Farmers in the buffer zone of Mexico's El Triunfo Biosphere Reserve are producing environmentally friendly coffee and getting higher prices for it. USAID, Starbucks Coffee Company, and Conservation International are working with El Triunfo coffee farmers to promote growing coffee under the shade of trees, preventing soil erosion, protecting streams, and conserving habitat for wildlife.

The program works with six cooperatives and more than 1,000 coffee farmers cultivating over 3,000 hectares to improve the quality of their coffee and update their business practices. Starbucks bought nearly 1.7 million pounds of green coffee directly from the cooperatives in 2003 and sold it under the brand names, Commitment to Origins, Shade Grown Mexico, and Decaf Shade Grown Mexico.

 

 

 



Working with Rural Communities and Vulnerable Groups

Members of the Women's Metaj Dairy Cooperative show off some of their dairy cows. Arsino Zaka (right) is president of the 45-member cooperative.
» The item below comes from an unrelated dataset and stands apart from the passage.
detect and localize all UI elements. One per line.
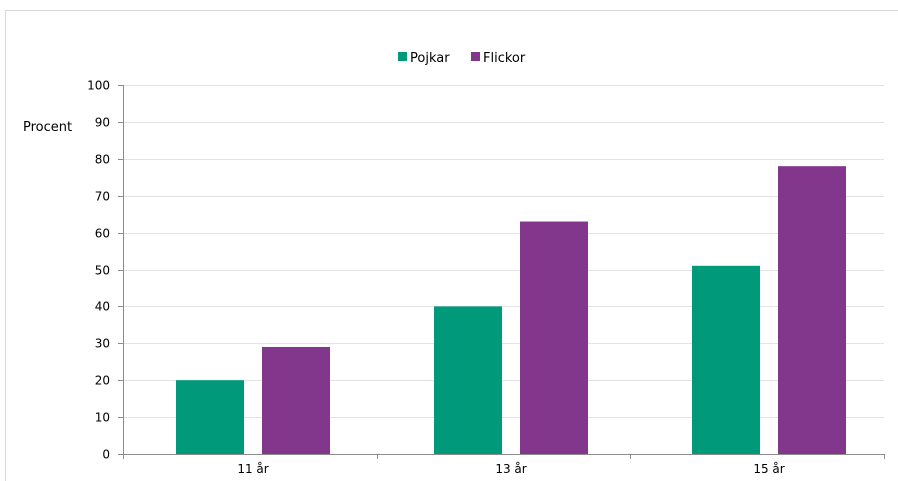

Members of the Women's Metaj Dairy Cooperative show off some of their dairy cows. Arsino Zaka (right) is president of the 45-member cooperative.


Karla Christensen, USAID

Rural women in Albania have improved the health of their cows and increased the quality and quantity of milk produced. Land O'Lakes, with support from the Agency, trained more than 8,000 women in sanitation, milk quality testing, preventing mastitis and other diseases, dairy breeding, and business management skills.

As milk production increased, milk-cooling tanks and simple milk-testing laboratory equipment were installed to improve collection. Many of these milk collection systems are owned and operated by cooperatives. Albanian dairy products have since gained a bigger share of the regional market.